Comment: Re:this pisses me off about modern business (Score 1) 177

by Obfuscant (#49496443) Attached to: MakerBot Lays Off 20 Percent of Its Employees

It is not about you.

We need a car analogy. I know ... I lock my car doors every time I park. It's not about you. It's about the criminal who would walk off with some of my stuff that I have in the back seat if I didn't. And "The Club" on the steering wheel? Also not about you.

Unless you're a crook. Then it is about you, just like having security escort you out is about you if you tend to go postal on your coworkers.

Comment: Re:Lets use correct terminology. (Score 1) 177

by Obfuscant (#49496363) Attached to: MakerBot Lays Off 20 Percent of Its Employees

So it's better for them to do it in the parking lot?

Assuming they're going to do it, yes. In a parking lot it is easier for people to run away, and it won't cost the company millions of dollars and put everyone else's job or life at risk.

It's an MBA type policy by a bunch of asshats that don't give two shits about their employees.

The company has a responsibility to the remaining employees, too.
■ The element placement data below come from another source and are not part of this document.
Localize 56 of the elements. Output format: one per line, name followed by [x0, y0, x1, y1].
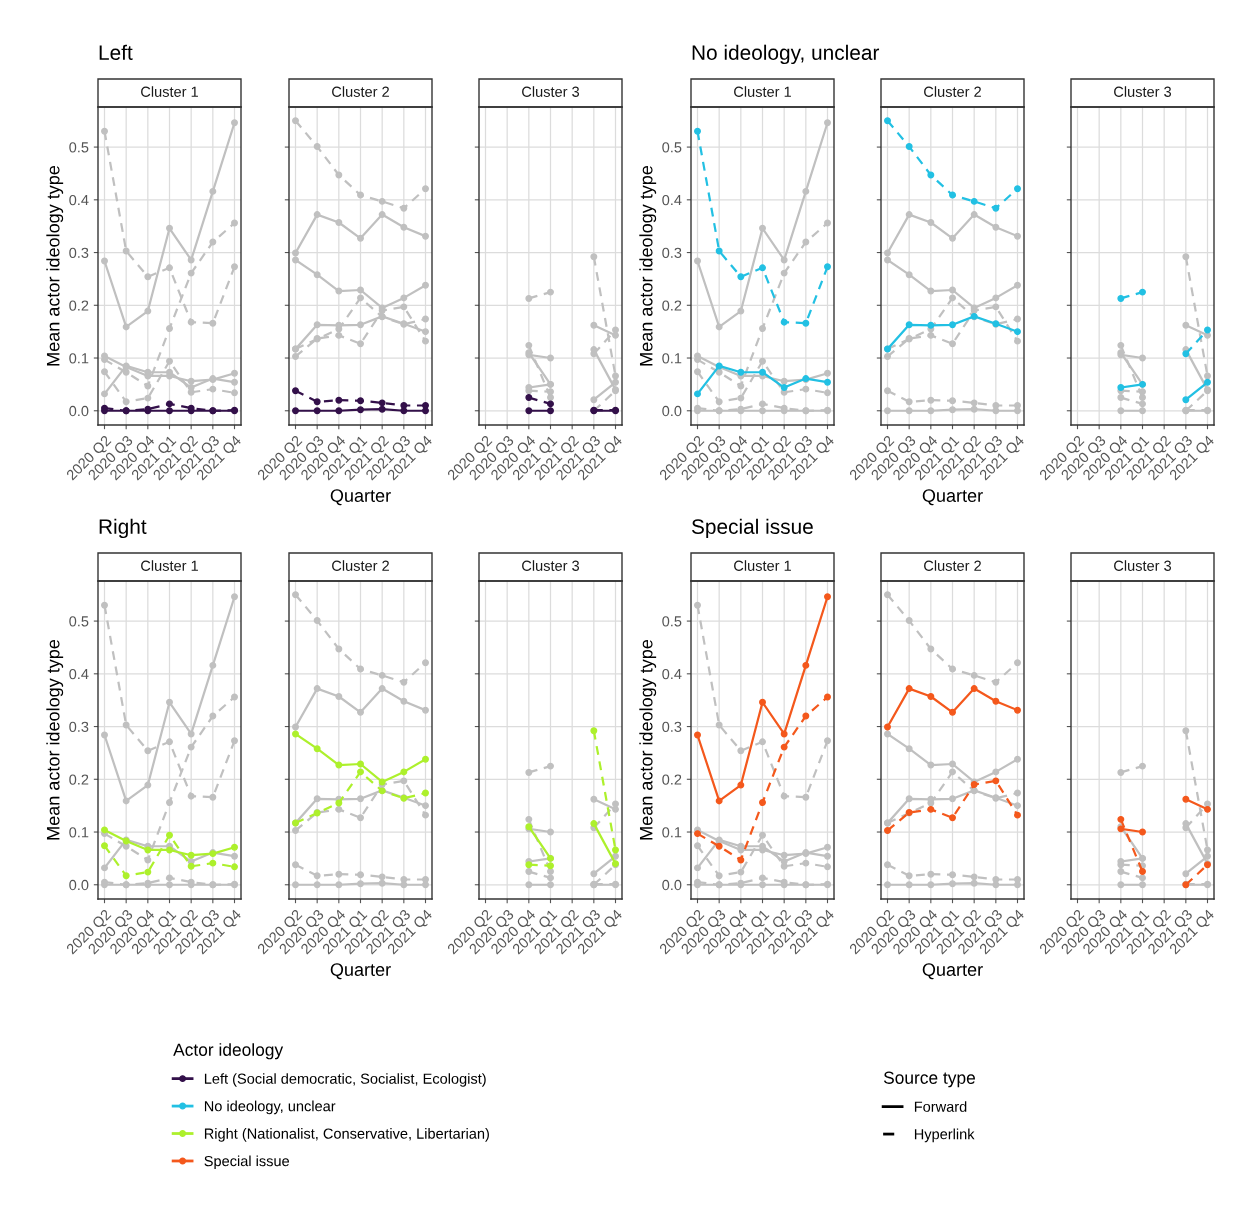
y-tick-label: 0.5 [69, 616, 89, 627]
y-tick-label: 0.1 [662, 827, 682, 838]
legend-label: Hyperlink [914, 1128, 975, 1143]
legend-label: Special issue [204, 1155, 290, 1170]
y-tick-label: 0.4 [662, 668, 682, 680]
y-tick-label: 0.1 [69, 353, 89, 364]
chart-subtitle: Cluster 3 [522, 86, 580, 97]
chart-subtitle: Cluster 1 [734, 86, 791, 97]
y-tick-label: 0.0 [662, 879, 682, 891]
x-axis-title: Quarter [922, 963, 983, 980]
chart-subtitle: Cluster 2 [924, 560, 981, 571]
y-tick-label: 0.4 [69, 194, 89, 206]
y-tick-label: 0.5 [69, 142, 89, 153]
y-tick-label: 0.4 [69, 668, 89, 680]
y-tick-label: 0.1 [662, 353, 682, 364]
y-tick-label: 0.2 [662, 300, 682, 311]
y-tick-label: 0.2 [662, 774, 682, 785]
chart-subtitle: Cluster 2 [332, 86, 389, 97]
chart-subtitle: Cluster 3 [1114, 86, 1172, 97]
y-tick-label: 0.0 [69, 879, 89, 891]
chart-title: Right [99, 518, 147, 539]
y-tick-label: 0.2 [69, 774, 89, 785]
chart-subtitle: Cluster 3 [1114, 560, 1172, 571]
chart-title: No ideology, unclear [692, 44, 880, 65]
y-tick-label: 0.3 [662, 721, 682, 732]
y-tick-label: 0.5 [662, 142, 682, 153]
y-tick-label: 0.2 [69, 300, 89, 311]
legend-title: Source type [883, 1071, 975, 1088]
y-axis-title: Mean actor ideology type [639, 639, 657, 840]
chart-subtitle: Cluster 2 [332, 560, 389, 571]
chart-subtitle: Cluster 1 [734, 560, 791, 571]
legend-label: No ideology, unclear [204, 1100, 336, 1115]
y-tick-label: 0.4 [662, 194, 682, 206]
legend-title: Actor ideology [173, 1043, 284, 1060]
chart-subtitle: Cluster 3 [522, 560, 580, 571]
y-tick-label: 0.5 [662, 616, 682, 627]
x-axis-title: Quarter [330, 489, 391, 506]
y-tick-label: 0.0 [662, 405, 682, 417]
y-axis-title: Mean actor ideology type [46, 165, 64, 366]
chart-subtitle: Cluster 2 [924, 86, 981, 97]
y-tick-label: 0.0 [69, 405, 89, 417]
legend-label: Left (Social democratic, Socialist, Ecologist) [204, 1073, 486, 1087]
y-tick-label: 0.1 [69, 827, 89, 838]
y-tick-label: 0.3 [662, 247, 682, 258]
chart-title: Left [99, 44, 133, 60]
chart-title: Special issue [691, 518, 813, 539]
legend-label: Forward [914, 1101, 967, 1112]
chart-subtitle: Cluster 1 [141, 86, 198, 97]
y-axis-title: Mean actor ideology type [639, 165, 657, 366]
legend-label: Right (Nationalist, Conservative, Libertarian) [204, 1128, 489, 1142]
y-tick-label: 0.3 [69, 721, 89, 732]
chart-subtitle: Cluster 1 [141, 560, 198, 571]
x-axis-title: Quarter [922, 489, 983, 506]
x-axis-title: Quarter [330, 963, 391, 980]
y-tick-label: 0.3 [69, 247, 89, 258]
y-axis-title: Mean actor ideology type [46, 639, 64, 840]
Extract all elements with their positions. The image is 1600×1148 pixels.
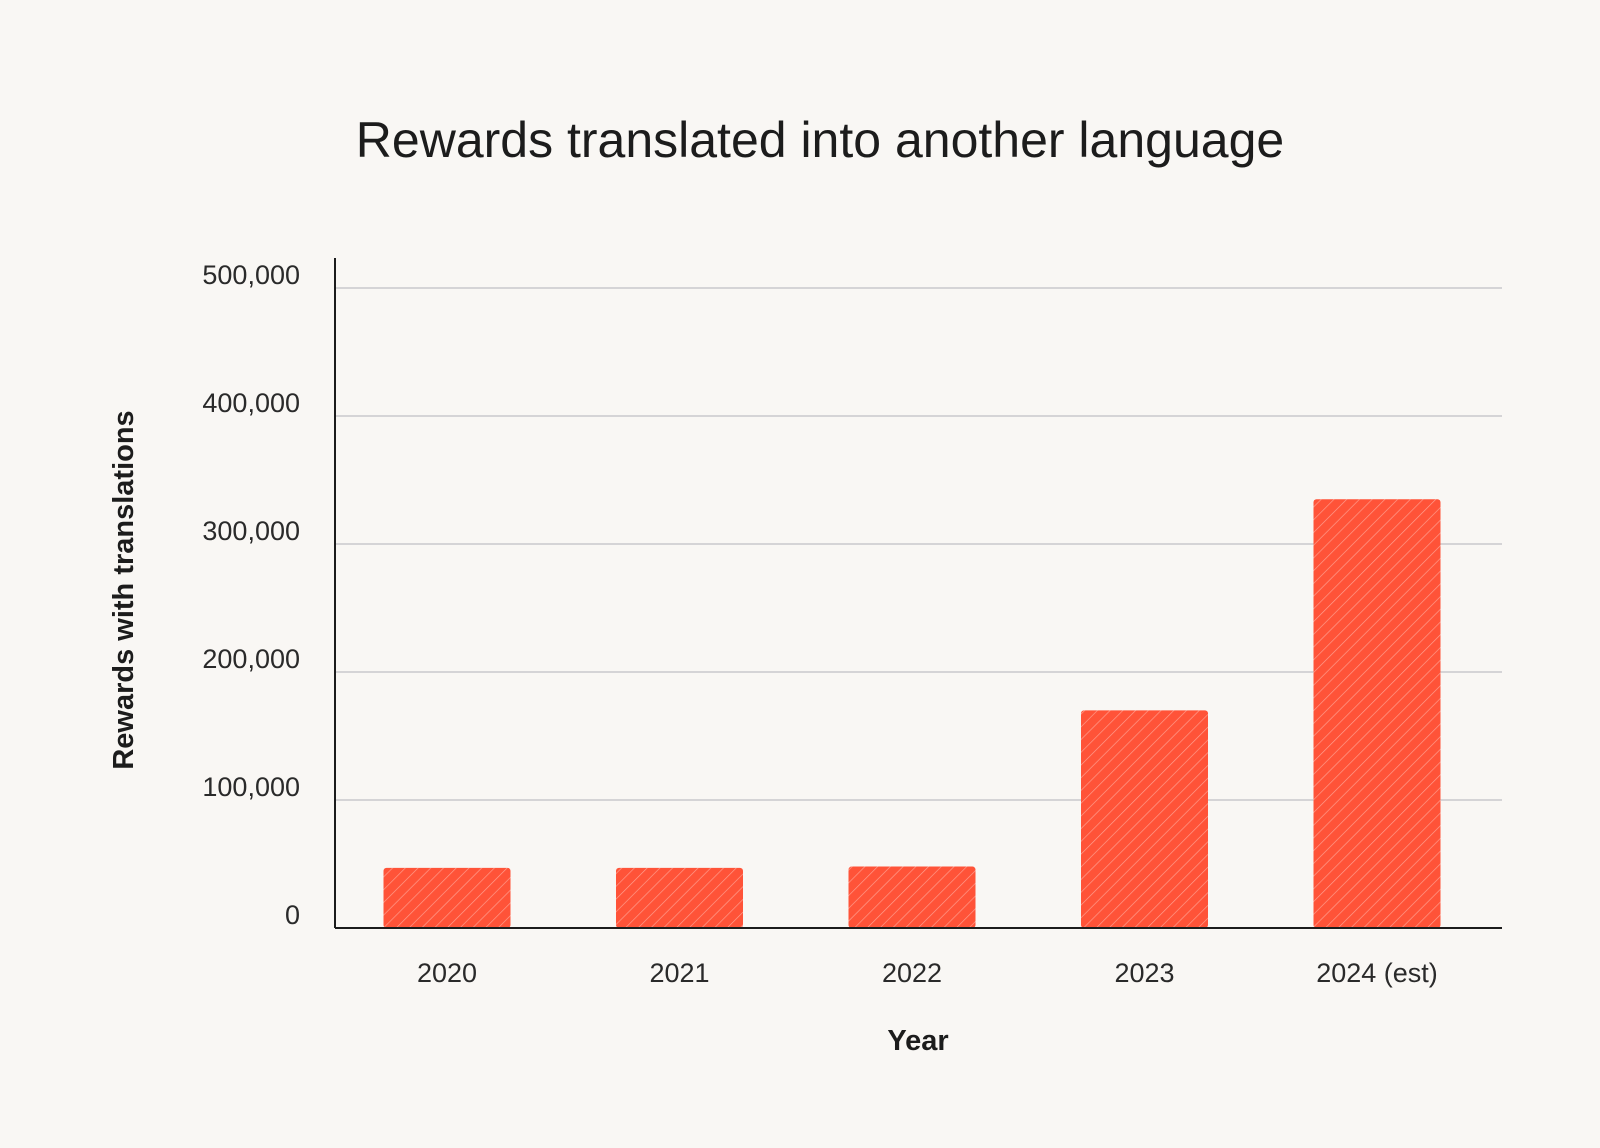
y-axis-title: Rewards with translations [108, 410, 140, 769]
x-tick-label: 2024 (est) [1316, 958, 1438, 988]
bars [383, 499, 1441, 928]
y-tick-label: 100,000 [202, 772, 300, 802]
y-tick-label: 400,000 [202, 388, 300, 418]
bar [1313, 499, 1441, 928]
gridlines [335, 287, 1502, 801]
axes [334, 258, 1502, 929]
y-tick-label: 300,000 [202, 516, 300, 546]
y-tick-label: 500,000 [202, 260, 300, 290]
x-axis-title: Year [887, 1025, 948, 1057]
bar-texture [1081, 710, 1208, 928]
bar-texture [616, 867, 743, 928]
x-tick-label: 2022 [882, 958, 942, 988]
y-tick-label: 0 [285, 900, 300, 930]
bar [616, 867, 743, 928]
x-tick-label: 2020 [417, 958, 477, 988]
x-tick-labels: 2020 2021 2022 2023 2024 (est) [417, 958, 1438, 988]
bar-texture [383, 867, 511, 928]
x-tick-label: 2023 [1114, 958, 1174, 988]
chart-title: Rewards translated into another language [356, 112, 1284, 168]
bar-texture [1313, 499, 1441, 928]
bar [1081, 710, 1208, 928]
x-tick-label: 2021 [649, 958, 709, 988]
bar [383, 867, 511, 928]
bar-texture [848, 866, 976, 928]
y-tick-label: 200,000 [202, 644, 300, 674]
y-tick-labels: 0 100,000 200,000 300,000 400,000 500,000 [202, 260, 300, 930]
bar [848, 866, 976, 928]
Once the disgruntled employee is off the premises the company can do nothing to stop his rampage, but while he is on-site they can -- which is to have security escort him off-site.

Since it is hard to tell who is going to be disgruntled enough to do something like that, and the result of getting it wrong for one who is is very serious, it's better to err on the side of caution.

If your employer does it you should find another job...

You're free to make your employment decisions based on whatever criteria you choose. The 80% of employees stuck in a building with one or more potential knife-wielding nuts shouldn't have to suffer from your freedom.